Sempre nel 1998 e poi ancora nel 2000, il Consiglio regionale del Veneto approvò altre due richieste di referendum per maggiori autonomie. E ancora nel 2014, insieme con il referendum per l’indipendenza, fu approvata una consultazione che chiedeva che l’80 per cento del gettito fiscale rimanesse nel Veneto.

Il referendum del 2017 è quindi inserito in una richiesta di autonomia, e di autodeterminazione, da parte del Veneto, che ha assunto veste ufficiale, veste di legge regionale, da ben trent’anni.

La strategia di Luca Zaia

La strategia del pragmatico Luca Zaia è stata questa: invece di farci nuovamente bocciare una legge e ritrovarci al punto di partenza, troviamo un accordo, un compromesso, che ci faccia fare un passo avanti sulla strada di una concreta autonomia regionale.

Facciamo un passo indietro per farne uno in avanti, mettiamo per ora nel cassetto l’indipendenza e l’autodeterminazione, e vediamo se Roma ci dà almeno quello che prevede l’attuale Costituzione.

Ebbene, no: al Veneto si vorrebbe rifiutare persino quanto è previsto nella Costituzione!

Il passo avanti di Zaia

La strategia di Zaia, tuttavia, un passo avanti lo ha fatto.

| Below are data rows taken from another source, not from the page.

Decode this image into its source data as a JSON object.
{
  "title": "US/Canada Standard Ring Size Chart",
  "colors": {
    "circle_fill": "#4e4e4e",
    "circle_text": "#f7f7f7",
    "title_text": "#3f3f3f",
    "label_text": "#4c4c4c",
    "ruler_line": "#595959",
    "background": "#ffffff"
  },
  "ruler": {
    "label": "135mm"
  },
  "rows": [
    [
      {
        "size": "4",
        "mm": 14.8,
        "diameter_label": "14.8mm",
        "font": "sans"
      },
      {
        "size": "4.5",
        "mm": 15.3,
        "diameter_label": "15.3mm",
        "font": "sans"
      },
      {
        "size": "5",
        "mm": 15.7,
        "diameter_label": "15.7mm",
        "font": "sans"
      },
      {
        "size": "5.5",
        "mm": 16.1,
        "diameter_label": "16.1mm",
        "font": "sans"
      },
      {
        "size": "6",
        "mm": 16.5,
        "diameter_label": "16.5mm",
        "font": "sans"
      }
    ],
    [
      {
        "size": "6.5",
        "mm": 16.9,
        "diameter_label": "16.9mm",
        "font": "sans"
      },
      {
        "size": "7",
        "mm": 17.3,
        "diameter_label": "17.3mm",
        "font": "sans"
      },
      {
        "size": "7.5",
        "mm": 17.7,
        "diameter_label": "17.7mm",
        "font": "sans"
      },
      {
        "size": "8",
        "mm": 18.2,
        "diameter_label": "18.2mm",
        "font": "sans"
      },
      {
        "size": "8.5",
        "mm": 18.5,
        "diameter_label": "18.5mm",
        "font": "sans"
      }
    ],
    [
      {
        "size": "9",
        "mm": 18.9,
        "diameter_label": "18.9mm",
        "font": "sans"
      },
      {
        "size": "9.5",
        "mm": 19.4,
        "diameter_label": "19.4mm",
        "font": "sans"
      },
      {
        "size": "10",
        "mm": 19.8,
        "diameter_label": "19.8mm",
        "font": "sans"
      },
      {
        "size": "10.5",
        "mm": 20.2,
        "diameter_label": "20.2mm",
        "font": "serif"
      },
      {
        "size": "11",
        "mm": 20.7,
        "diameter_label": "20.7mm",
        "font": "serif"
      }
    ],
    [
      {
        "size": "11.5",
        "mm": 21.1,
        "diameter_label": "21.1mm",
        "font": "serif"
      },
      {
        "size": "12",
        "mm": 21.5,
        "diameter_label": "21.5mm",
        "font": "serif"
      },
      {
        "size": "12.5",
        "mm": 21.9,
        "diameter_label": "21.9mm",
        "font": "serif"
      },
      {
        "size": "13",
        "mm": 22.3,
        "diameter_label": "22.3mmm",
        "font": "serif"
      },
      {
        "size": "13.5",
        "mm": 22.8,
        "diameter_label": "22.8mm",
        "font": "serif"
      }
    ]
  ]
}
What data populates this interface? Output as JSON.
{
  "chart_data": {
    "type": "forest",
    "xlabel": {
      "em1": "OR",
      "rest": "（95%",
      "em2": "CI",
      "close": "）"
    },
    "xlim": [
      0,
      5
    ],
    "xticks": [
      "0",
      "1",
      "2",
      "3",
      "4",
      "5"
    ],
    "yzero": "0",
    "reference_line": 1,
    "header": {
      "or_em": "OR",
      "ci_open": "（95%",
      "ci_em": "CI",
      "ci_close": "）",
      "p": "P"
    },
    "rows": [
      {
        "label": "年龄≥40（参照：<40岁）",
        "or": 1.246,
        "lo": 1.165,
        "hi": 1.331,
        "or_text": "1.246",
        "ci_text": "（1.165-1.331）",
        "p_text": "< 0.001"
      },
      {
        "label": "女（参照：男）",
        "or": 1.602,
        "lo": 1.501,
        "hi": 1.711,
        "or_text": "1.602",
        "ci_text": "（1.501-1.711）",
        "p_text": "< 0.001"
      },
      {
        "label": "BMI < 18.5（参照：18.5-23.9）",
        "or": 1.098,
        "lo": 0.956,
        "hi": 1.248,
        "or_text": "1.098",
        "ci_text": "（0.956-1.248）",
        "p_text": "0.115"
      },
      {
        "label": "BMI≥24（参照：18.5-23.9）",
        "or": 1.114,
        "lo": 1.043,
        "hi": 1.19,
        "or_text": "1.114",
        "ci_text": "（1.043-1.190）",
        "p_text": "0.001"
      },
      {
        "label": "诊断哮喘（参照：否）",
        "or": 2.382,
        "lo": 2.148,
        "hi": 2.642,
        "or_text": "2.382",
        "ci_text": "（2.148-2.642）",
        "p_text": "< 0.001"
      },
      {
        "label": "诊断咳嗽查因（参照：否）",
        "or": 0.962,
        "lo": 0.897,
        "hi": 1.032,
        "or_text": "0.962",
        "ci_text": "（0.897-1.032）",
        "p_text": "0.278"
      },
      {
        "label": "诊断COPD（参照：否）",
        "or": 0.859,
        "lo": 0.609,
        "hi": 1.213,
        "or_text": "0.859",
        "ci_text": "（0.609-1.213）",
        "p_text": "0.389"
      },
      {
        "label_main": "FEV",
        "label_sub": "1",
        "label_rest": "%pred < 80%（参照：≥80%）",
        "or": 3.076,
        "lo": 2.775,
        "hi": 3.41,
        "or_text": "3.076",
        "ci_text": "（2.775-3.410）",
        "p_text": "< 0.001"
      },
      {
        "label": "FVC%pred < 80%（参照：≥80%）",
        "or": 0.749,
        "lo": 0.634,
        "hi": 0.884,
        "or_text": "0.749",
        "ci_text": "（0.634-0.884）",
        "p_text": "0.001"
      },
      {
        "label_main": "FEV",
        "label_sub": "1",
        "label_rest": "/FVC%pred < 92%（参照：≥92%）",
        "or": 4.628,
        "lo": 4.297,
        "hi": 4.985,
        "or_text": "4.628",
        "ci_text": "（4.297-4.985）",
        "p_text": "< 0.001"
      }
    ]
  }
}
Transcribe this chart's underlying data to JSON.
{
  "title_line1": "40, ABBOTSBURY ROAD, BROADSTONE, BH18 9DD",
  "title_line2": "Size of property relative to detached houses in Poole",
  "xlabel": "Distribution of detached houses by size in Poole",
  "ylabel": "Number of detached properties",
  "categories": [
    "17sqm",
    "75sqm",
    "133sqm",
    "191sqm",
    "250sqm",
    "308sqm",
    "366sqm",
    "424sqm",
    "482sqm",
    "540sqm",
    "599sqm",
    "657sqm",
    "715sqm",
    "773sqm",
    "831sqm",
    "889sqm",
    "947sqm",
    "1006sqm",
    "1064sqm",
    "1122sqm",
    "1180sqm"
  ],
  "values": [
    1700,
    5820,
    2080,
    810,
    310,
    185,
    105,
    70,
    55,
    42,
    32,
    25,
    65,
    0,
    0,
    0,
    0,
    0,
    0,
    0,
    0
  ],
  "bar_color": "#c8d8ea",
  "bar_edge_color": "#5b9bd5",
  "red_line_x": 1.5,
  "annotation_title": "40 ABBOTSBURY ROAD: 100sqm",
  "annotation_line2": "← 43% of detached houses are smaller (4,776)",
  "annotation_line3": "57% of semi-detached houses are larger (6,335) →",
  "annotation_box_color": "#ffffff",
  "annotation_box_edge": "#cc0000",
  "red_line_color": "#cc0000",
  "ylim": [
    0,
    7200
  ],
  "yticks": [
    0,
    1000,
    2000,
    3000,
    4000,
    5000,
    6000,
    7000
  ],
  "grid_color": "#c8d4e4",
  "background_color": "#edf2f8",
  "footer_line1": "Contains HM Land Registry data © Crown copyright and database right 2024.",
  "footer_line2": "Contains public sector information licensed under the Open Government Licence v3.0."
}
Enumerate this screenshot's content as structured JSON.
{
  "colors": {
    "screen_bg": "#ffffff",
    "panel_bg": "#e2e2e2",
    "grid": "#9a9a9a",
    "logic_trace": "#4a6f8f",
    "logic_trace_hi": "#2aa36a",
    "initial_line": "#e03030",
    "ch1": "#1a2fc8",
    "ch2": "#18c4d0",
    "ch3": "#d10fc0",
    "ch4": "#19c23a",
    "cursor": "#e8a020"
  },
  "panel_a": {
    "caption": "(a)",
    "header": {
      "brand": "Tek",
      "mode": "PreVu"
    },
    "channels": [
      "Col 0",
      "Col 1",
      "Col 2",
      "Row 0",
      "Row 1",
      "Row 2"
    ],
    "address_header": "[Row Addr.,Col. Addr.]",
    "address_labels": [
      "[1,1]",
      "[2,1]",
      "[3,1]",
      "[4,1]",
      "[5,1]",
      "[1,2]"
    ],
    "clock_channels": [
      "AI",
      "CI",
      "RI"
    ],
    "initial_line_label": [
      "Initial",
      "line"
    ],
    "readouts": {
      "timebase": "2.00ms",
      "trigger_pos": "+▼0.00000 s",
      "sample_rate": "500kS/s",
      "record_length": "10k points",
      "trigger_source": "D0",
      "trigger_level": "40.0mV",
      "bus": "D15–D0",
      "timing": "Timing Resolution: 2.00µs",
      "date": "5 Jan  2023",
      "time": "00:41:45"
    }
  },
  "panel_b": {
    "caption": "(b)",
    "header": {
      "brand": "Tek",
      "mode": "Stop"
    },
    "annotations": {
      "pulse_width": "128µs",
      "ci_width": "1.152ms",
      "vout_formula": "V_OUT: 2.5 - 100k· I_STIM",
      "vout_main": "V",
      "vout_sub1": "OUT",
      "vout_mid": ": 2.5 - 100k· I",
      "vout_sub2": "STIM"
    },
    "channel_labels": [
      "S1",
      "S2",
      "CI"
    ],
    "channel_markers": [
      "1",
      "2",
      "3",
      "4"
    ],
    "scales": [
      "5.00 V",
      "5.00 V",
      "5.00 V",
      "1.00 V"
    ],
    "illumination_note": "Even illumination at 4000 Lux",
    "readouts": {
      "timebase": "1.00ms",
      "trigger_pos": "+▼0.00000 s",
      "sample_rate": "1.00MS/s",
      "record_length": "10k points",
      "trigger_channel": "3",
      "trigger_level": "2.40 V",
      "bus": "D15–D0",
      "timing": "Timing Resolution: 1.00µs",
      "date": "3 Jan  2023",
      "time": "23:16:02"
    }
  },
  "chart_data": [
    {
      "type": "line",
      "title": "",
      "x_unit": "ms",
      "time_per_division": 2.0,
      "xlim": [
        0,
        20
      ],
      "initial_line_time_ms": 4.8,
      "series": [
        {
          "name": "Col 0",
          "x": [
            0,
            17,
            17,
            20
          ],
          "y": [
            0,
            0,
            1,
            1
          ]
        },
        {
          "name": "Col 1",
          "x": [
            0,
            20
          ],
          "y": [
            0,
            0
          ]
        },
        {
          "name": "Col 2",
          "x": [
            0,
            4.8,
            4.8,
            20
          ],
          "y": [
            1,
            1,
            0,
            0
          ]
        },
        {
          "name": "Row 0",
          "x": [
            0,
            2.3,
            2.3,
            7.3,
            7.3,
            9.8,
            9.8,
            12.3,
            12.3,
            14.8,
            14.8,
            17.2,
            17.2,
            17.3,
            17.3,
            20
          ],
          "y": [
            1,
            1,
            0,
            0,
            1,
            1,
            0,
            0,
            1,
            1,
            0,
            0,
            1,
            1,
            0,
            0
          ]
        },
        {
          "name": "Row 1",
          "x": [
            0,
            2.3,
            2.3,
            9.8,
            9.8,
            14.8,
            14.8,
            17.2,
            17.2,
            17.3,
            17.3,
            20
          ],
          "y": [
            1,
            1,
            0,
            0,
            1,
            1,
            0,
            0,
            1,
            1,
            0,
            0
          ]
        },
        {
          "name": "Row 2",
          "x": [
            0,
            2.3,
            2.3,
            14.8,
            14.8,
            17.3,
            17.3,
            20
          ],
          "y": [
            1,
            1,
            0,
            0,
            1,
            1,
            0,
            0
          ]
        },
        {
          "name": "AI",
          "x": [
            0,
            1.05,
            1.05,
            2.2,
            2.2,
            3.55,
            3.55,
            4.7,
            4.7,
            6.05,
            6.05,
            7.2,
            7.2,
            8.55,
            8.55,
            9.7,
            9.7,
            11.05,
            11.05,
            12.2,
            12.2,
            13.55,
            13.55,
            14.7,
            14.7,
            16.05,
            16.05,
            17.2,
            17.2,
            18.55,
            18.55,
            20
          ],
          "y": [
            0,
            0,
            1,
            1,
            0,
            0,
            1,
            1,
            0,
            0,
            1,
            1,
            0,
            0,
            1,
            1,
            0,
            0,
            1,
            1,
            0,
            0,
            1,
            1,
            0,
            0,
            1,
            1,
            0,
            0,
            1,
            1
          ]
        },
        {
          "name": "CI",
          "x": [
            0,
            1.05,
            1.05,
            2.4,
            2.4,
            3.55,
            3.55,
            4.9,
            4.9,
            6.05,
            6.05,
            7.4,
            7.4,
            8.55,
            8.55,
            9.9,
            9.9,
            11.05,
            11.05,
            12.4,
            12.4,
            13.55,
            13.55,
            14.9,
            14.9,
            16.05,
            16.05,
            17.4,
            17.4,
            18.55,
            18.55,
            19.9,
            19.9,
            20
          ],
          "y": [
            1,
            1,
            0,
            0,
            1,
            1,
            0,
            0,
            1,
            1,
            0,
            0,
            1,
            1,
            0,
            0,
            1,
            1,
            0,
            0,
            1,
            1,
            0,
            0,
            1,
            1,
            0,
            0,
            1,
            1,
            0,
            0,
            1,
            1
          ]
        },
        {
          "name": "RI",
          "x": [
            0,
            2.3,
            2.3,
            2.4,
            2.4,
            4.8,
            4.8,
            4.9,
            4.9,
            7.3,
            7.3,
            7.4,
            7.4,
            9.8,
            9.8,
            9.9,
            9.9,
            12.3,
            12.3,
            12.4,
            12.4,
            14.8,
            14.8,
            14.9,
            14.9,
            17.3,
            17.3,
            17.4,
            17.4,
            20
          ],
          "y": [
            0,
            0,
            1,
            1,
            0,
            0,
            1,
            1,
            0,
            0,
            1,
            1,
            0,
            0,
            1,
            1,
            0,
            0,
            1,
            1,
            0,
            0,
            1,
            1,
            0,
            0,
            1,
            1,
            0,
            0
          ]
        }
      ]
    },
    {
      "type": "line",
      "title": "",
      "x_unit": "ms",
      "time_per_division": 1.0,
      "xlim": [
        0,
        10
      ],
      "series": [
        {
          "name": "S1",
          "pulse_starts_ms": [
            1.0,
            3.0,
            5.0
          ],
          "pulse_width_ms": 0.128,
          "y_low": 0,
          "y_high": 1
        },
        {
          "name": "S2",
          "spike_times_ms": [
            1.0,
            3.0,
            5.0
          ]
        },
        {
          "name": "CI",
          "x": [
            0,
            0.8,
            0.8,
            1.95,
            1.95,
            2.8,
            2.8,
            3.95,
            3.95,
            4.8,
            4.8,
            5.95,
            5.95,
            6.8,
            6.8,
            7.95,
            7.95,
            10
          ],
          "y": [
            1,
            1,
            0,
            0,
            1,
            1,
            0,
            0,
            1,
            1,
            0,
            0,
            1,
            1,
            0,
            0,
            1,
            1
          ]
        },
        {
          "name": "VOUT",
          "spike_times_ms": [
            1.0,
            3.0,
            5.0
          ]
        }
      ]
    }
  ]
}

Nessuna delle precedenti richieste autonomiste del Veneto era mai arrivata alla trattativa, a strappare impegni di governo, bozze di disegni di legge. Tutto era stato bocciato, sommariamente respinto e basta. Ora invece il tavolo è aperto, e qualcosa magari arriverà.

La nota al Dpef per l’autonomia

Il problema è quando arriverà, e quanta vera e visibile autonomia arriverà. Perché i numeri, in questo Parlamento, non ci sono.

E’ bastata, in questi giorni, la decisione di Draghi di inserire nella “Nota di aggiornamento al Dpef 2022”, tra i disegni di legge collegati al Dpef che il governo si impegna a varare, anche la legge quadro sull’autonomia differenziata.

Decine di parlamentari insorgono

Apriti cielo: decine di parlamentari, meridionali e non, sono insorti. E’ insorta la Cgil, sono insorti i Cinquestelle, sono insorti i Comitati “contro l’autonomia differenziata”, “contro la secessione dei ricchi“. I giornali del Sud e le testate di sinistra hanno addirittura parlato di “colpo di mano”, anche se l’impegno a varare quella legge era già nei Dpef da tre anni.

Draghi, com’è suo costume, non ha cambiato una virgola. Ma anche lui sa che i disegni di legge, prima o poi, han da passare in Parlamento. E se vogliono trovare i voti, di autonomia reale deve essercene poca, pochissima, quasi niente. Solo il titolo, possibilmente: come il famoso Federalismo Fiscale introdotto dal governo Andreotti, che di Federalismo non aveva neanche l’ombra.